NavalGroup, die frühere DCNS, hatte 2018 ein Zusammenarbeitsabkommen mit Fincantieri geschlossen – ein Joint Venture ohne gegenseitige Kapitalbeteiligung. In einer Konstellation mit thyssenkrupp‘s Kieler Sparte entstünde ein breit aufgestellter Marine-Schiffbaukonzern globaler Dimension.

Die Signale von thyssenkrupp, wohin der Kurs geht, sind zurzeit noch unklar. Gemäß Handelsblatt sieht das neue Konzept eine Umwandlung der Konzernzentrale in eine schlanke Dachgesellschaft vor. Die einzelnen Sparten (Stahl, Automotive, Anlagenbau, Aufzüge, Werften) sollen mehr Eigenständigkeit erhalten. Partnerschaften und Teilverkäufe werden nicht ausgeschlossen. Der thyssenkrupp Vorstandsvorsitzende Guido Kerkhoff wird dahingehend zitiert, dass eine Weiterentwicklung auch mit Partnerschaften vorstellbar wäre. Dies gälte für Anlagenbau, Autoteile – und eben auch für das Marinegeschäft.

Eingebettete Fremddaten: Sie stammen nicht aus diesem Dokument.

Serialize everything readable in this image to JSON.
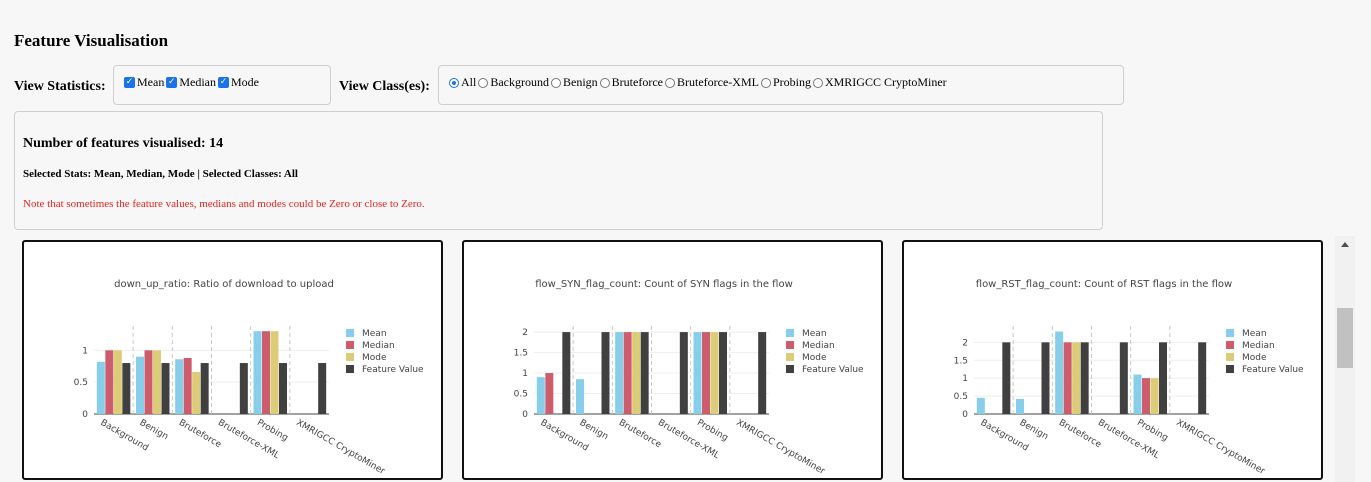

Auf unsere Anfrage teilte tkMS am 23. Mai mit:

„Marine Systems wird den eingeschlagenen Kurs konsequent weiterverfolgen: Wir wollen uns zum modernsten Marineunternehmen Europas entwickeln. Und wir brauchen uns nicht zu verstecken: Im Unterwasserbereich sind wir mit Aufträgen aus Singapur, Ägypten und Israel derzeit gut ausgelastet. Darüber hinaus wollen wir mit dem Projekt 212CD für Norwegen und Deutschland wieder neue Standards setzen. Im Überwasserbereich arbeiten wir aktuell noch an F125 und K130 sowie an verschiedenen Kampagnen. Heute haben wir die erste und modernste Korvette für Israel getauft. In Brasilien und Ägypten sind wir gegen harten Wettbewerb gut und erfolgreich im Rennen. Im Bereich Navel Electronic Systems haben wir die Tests den SeaSpider erfolgreich abgeschlossen sowie mit Magellan eine Kooperation für die Herstellung des Anti-Torpedo-Torpedos vereinbart.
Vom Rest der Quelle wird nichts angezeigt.